Well, some burbling noises. But that was it.

Since I could barely get in medicines, I clearly couldn't get in food. So I hadn't fed since Saturday.

I was getting desperate. And very unhappy.

Finally the team decided to go the full colonoscopy prep route and my gut had made enough room that I was able to get it in over an hour or so.

If you're not old enough to have had the pleasure of a colonoscopy yet, the prep involves drinking a gallon of solution containing a high concentration of salt. The salt draws tons of moisture to your colon from the rest of your body. The result is a completely washed out colon. Gives the gastroenterologist the clearest view.

There's no cramping, which was always my biggest fear. Only the weird sensation of peeing out your butt.

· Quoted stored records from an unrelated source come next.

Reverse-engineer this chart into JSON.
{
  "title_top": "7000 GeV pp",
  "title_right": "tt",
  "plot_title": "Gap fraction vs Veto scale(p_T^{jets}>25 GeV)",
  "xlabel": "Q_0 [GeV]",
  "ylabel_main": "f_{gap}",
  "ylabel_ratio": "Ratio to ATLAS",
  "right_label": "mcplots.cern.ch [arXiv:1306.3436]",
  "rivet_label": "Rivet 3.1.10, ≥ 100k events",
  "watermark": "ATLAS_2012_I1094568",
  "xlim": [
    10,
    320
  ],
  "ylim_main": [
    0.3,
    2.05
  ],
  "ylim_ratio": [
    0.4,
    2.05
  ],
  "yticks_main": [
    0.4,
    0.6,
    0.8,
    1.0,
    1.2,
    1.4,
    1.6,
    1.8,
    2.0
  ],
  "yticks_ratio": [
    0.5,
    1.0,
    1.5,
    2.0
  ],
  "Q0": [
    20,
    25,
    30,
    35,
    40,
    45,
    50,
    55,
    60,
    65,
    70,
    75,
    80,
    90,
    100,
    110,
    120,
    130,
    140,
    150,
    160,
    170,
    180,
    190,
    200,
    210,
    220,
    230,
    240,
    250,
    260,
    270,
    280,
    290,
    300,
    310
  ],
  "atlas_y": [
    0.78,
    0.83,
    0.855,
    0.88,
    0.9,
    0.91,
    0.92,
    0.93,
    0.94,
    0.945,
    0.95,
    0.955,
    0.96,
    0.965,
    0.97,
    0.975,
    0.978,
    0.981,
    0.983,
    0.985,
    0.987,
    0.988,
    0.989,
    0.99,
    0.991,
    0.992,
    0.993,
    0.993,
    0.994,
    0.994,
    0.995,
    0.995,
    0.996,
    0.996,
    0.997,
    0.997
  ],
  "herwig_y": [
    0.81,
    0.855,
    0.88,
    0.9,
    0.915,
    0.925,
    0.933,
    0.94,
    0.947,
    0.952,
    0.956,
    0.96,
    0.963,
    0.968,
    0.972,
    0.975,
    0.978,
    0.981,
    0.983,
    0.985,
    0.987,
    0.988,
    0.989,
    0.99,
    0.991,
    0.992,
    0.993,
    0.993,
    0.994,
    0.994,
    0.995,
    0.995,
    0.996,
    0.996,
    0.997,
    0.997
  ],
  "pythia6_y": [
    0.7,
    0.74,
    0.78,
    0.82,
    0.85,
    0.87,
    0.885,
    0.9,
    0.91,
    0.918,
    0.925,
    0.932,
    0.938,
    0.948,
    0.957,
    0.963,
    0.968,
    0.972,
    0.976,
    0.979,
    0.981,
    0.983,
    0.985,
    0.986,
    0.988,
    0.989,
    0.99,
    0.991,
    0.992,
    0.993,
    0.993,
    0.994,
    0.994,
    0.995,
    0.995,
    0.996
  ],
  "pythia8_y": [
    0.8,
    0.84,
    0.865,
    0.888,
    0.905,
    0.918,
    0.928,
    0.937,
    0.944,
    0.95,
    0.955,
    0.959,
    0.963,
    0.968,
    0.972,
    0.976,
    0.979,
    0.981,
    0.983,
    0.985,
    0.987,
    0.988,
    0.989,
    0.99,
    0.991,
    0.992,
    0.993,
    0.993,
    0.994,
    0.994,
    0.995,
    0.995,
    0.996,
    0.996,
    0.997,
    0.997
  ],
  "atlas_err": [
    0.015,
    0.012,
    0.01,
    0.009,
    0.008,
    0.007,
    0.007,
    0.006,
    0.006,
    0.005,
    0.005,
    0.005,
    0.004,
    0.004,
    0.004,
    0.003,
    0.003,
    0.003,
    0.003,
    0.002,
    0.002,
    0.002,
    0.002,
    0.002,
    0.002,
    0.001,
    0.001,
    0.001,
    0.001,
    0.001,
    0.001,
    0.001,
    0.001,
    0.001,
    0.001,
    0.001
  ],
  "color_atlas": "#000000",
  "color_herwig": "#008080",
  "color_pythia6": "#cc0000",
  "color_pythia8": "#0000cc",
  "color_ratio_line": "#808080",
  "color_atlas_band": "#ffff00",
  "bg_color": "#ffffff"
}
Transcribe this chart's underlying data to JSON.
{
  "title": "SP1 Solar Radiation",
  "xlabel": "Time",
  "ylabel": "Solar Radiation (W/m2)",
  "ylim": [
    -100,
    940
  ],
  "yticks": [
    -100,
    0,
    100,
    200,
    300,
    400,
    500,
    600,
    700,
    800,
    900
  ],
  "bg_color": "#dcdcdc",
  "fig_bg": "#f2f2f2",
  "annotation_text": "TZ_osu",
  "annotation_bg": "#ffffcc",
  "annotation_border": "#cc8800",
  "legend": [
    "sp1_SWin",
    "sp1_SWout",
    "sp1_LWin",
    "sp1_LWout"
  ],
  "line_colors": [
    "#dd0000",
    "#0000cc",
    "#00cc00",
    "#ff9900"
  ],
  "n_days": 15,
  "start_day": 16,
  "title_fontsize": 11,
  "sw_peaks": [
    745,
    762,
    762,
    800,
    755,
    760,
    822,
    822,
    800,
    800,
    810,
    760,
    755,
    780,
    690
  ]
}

[Public Service Announcement: If you are over 50 and haven't had a colonoscopy yet - DO IT! NOW! It is not nearly as bad as people make it out to be, and it is the only test you can have where afterward the doctor can say "I guarantee you do not have colon cancer and will not have it for at least 5-10 years."]

Anyway, that worked.


Now I'm trying to regain strength. I've lost 18 pounds since treatment began, but half of that was in the past few days while not feeding.

When I regain more strength I'll get back to writing. Hopefully tomorrow.

Oh, by the way: today was my last day of treatment.

Thursday, August 1, 2013

Virtual Hiccups

One of the side effects of the post-chemo anti-nausea drugs is that I'm very prone to hiccups. Any sudden movement will trigger them.

However, I discovered yesterday that if, immediately after the first hiccup, I stand or sit very still and calm my breathing I can suppress them.

The weird part is I will feel from one to three "virtual" hiccups. It's like a wave of sensation that travels from my diaphragm to my head with the same frequency as real hiccups would. I thought it was completely mental, but I noticed that if my environment is quiet when I do this I actually hear a little rush in my ears when the wave reaches my head.

I've probably experienced 30-40 triggers today and I have been able to avoid the hiccups every time. It's a big relief not to have to endure them once they get established.


Progeny the Elder drew this on the iPad today.

It's a good sign. Progeny the Younger is more tuned into my day to day wellbeing and likes to stroke me to help, but she's doesn't fully understand the seriousness. The Elder, however, has been more scared that her dad was going to die and approaches me cautiously. Not terrified, but worried.

Today we told her that the doctor is very optimistic that I'll be cured. She drew this picture right after we told her the doctor's comments.